La CMM a modifié un règlement de contrôle intérimaire (RCI) qui imposait, depuis 2022, un gel du développement sur neuf terrains de golf, fermés ou actifs. Ce RCI avait pour but d’aider la CMM à atteindre son objectif de protéger 30 % des espaces verts sur son territoire d’ici 2030.

Qu’est-ce que ça change ?

Désormais, dix terrains de golf sont sur la liste des espaces protégés, mais cinq d’entre eux pourront développer 30 % de leur territoire, si la municipalité l’autorise. En effet, les villes peuvent encore décider de protéger 100 % de leurs terrains de golf.

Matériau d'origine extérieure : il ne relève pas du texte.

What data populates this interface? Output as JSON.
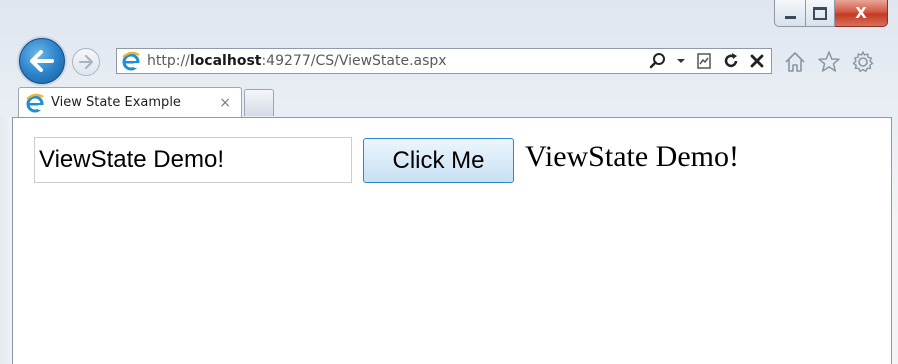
{
  "window": {
    "controls": {
      "minimize": "minimize",
      "maximize": "maximize",
      "close_glyph": "X"
    }
  },
  "nav": {
    "url_prefix": "http://",
    "url_host": "localhost",
    "url_rest": ":49277/CS/ViewState.aspx",
    "icons": [
      "back-arrow-icon",
      "forward-arrow-icon",
      "ie-logo-icon",
      "search-icon",
      "dropdown-icon",
      "compat-view-icon",
      "refresh-icon",
      "stop-icon",
      "home-icon",
      "favorites-star-icon",
      "settings-gear-icon"
    ]
  },
  "tabs": [
    {
      "title": "View State Example",
      "close_glyph": "×"
    }
  ],
  "page": {
    "input_value": "ViewState Demo!",
    "button_label": "Click Me",
    "label_text": "ViewState Demo!"
  },
  "colors": {
    "accent_blue": "#2a7fc7",
    "close_red": "#c43a22",
    "button_border": "#2d87c8"
  }
}
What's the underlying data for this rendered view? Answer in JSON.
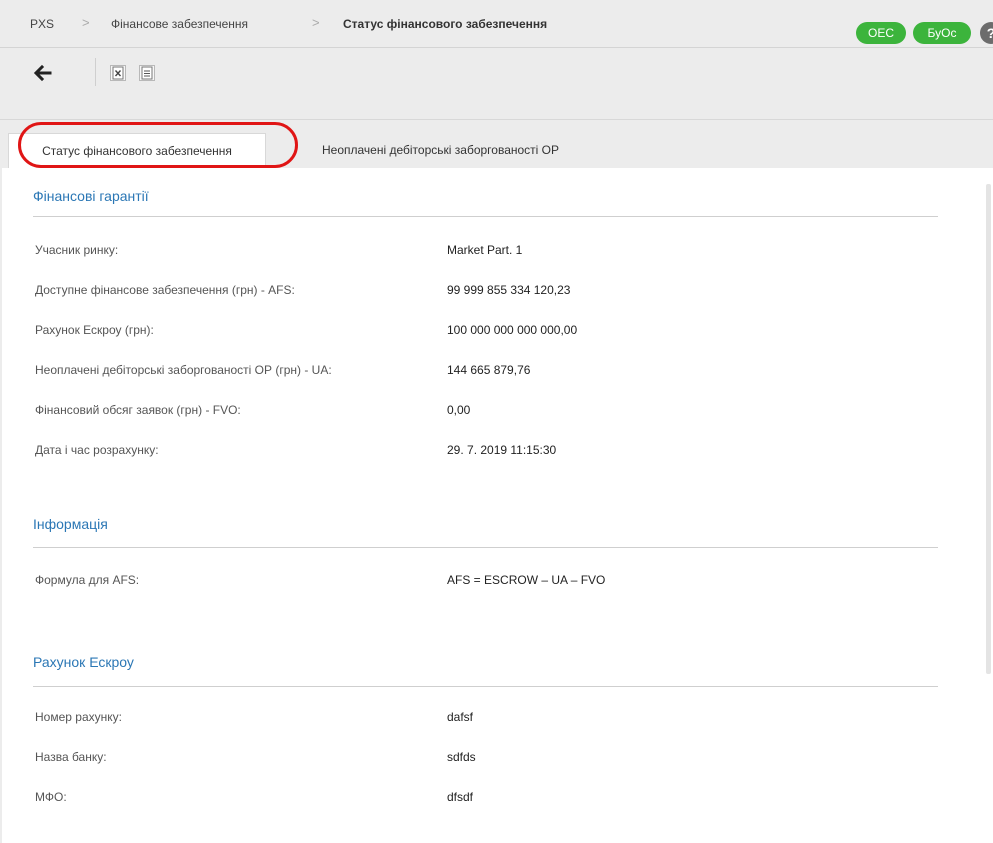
{
  "breadcrumb": {
    "items": [
      "PXS",
      "Фінансове забезпечення",
      "Статус фінансового забезпечення"
    ],
    "separator": ">"
  },
  "badges": [
    "OEC",
    "БуОс"
  ],
  "help_icon": "?",
  "toolbar": {
    "back_icon": "arrow-left",
    "buttons": [
      "excel-export-icon",
      "document-export-icon"
    ]
  },
  "tabs": [
    {
      "label": "Статус фінансового забезпечення",
      "active": true
    },
    {
      "label": "Неоплачені дебіторські заборгованості ОР",
      "active": false
    }
  ],
  "sections": {
    "guarantees": {
      "title": "Фінансові гарантії",
      "rows": [
        {
          "label": "Учасник ринку:",
          "value": "Market Part. 1"
        },
        {
          "label": "Доступне фінансове забезпечення (грн) - AFS:",
          "value": "99 999 855 334 120,23"
        },
        {
          "label": "Рахунок Ескроу (грн):",
          "value": "100 000 000 000 000,00"
        },
        {
          "label": "Неоплачені дебіторські заборгованості ОР (грн) - UA:",
          "value": "144 665 879,76"
        },
        {
          "label": "Фінансовий обсяг заявок (грн) - FVO:",
          "value": "0,00"
        },
        {
          "label": "Дата і час розрахунку:",
          "value": "29. 7. 2019 11:15:30"
        }
      ]
    },
    "info": {
      "title": "Інформація",
      "rows": [
        {
          "label": "Формула для AFS:",
          "value": "AFS = ESCROW – UA – FVO"
        }
      ]
    },
    "escrow": {
      "title": "Рахунок Ескроу",
      "rows": [
        {
          "label": "Номер рахунку:",
          "value": "dafsf"
        },
        {
          "label": "Назва банку:",
          "value": "sdfds"
        },
        {
          "label": "МФО:",
          "value": "dfsdf"
        }
      ]
    }
  },
  "colors": {
    "badge": "#3cb43c",
    "section_title": "#2b77b5",
    "highlight_ring": "#e01515"
  }
}
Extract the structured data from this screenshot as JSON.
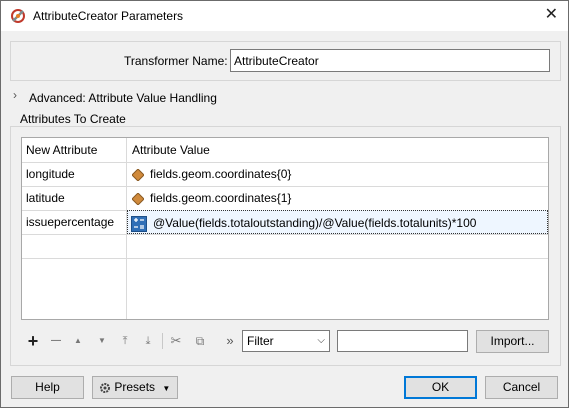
{
  "window": {
    "title": "AttributeCreator Parameters",
    "close_glyph": "✕"
  },
  "transformer_name": {
    "label": "Transformer Name:",
    "value": "AttributeCreator"
  },
  "advanced": {
    "label": "Advanced: Attribute Value Handling"
  },
  "attributes_group": {
    "label": "Attributes To Create"
  },
  "table": {
    "headers": {
      "name": "New Attribute",
      "value": "Attribute Value"
    },
    "rows": [
      {
        "name": "longitude",
        "value": "fields.geom.coordinates{0}",
        "icon": "attribute-diamond-icon"
      },
      {
        "name": "latitude",
        "value": "fields.geom.coordinates{1}",
        "icon": "attribute-diamond-icon"
      },
      {
        "name": "issuepercentage",
        "value": "@Value(fields.totaloutstanding)/@Value(fields.totalunits)*100",
        "icon": "arithmetic-editor-icon"
      }
    ]
  },
  "toolbar": {
    "add": "+",
    "remove": "—",
    "up": "▲",
    "down": "▼",
    "top": "⤒",
    "bottom": "⤓",
    "cut": "✂",
    "copy": "⧉",
    "more": "»",
    "filter_value": "Filter",
    "filter_text": "",
    "import_label": "Import..."
  },
  "footer": {
    "help": "Help",
    "presets": "Presets",
    "ok": "OK",
    "cancel": "Cancel"
  },
  "colors": {
    "accent": "#0078d7",
    "diamond": "#d08a3c",
    "editor_icon": "#2f6fb7"
  }
}
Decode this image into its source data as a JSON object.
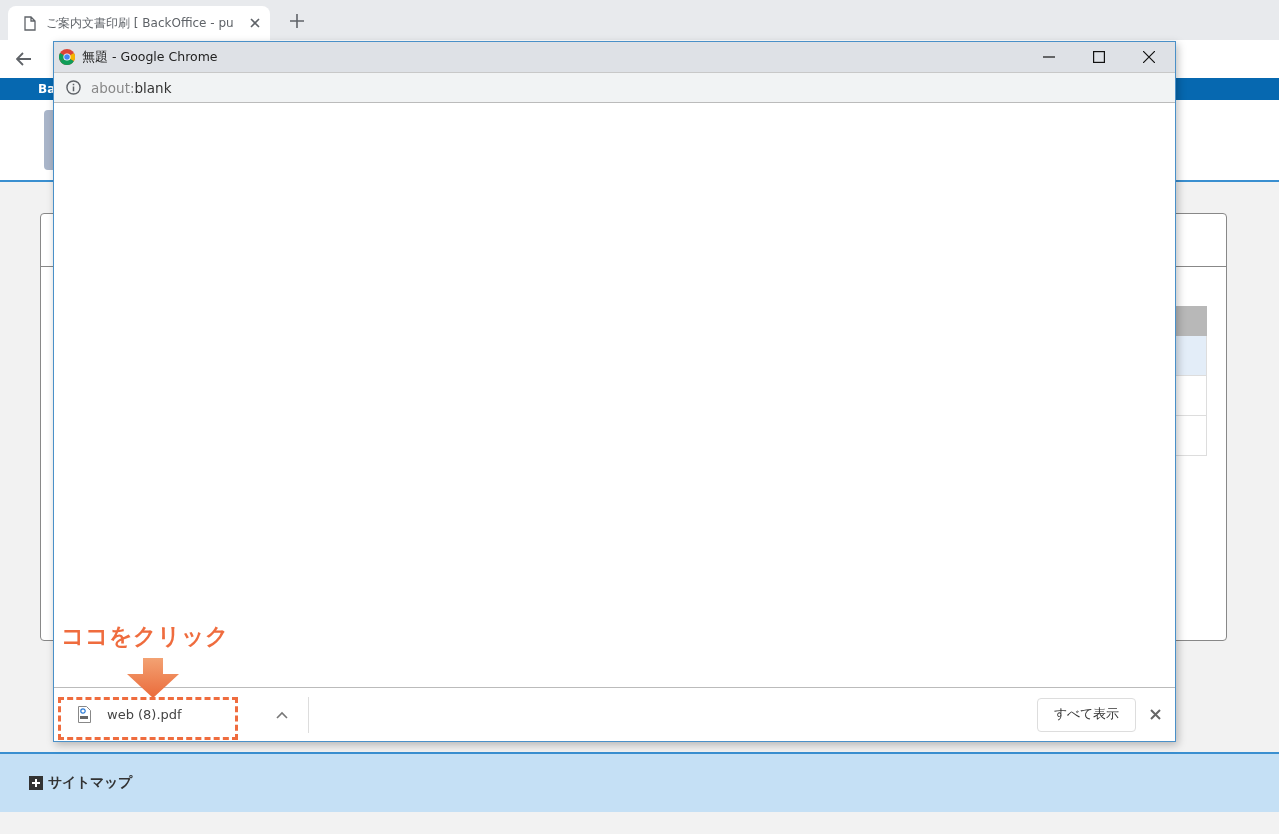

Les espaces protégés sur ces dix terrains de golf totalisent 460 hectares, alors que la superficie protégée par l’ancienne mouture du RCI totalisait 474 hectares.

« Pour le 30 % de superficie [non visée par le RCI], elle pourrait être protégée ou achetée par la municipalité, elle peut être utilisée pour d’autres besoins spécifiques comme du logement, une école ou autre, ou alors rester un espace vert », a souligné la mairesse de Montréal et présidente de la CMM, Valérie Plante, en conférence de presse.

Terrains protégés à 70 %

  • Golf de Rosemère (fermé)
  • Club de golf de Candiac (fermé)
  • Club de golf de Mascouche (fermé)
  • Golf Le Boisé, à Terrebonne (fermé)
  • Golf Ste-Rose, à Laval

Terrains protégés à 100 %

  • Club de golf Belœil
  • Club de golf Boucherville
  • Golf Dorval
  • Club de golf St-Lambert
  • Country Club de Montréal, à Saint-Lambert

Pourquoi ce changement ?

Les propriétaires de quatre des cinq terrains de golf qui pourront maintenant se développer à 30 % poursuivent la CMM pour expropriation déguisée, parce que l’ancien RCI les empêchait de réaliser leurs projets immobiliers.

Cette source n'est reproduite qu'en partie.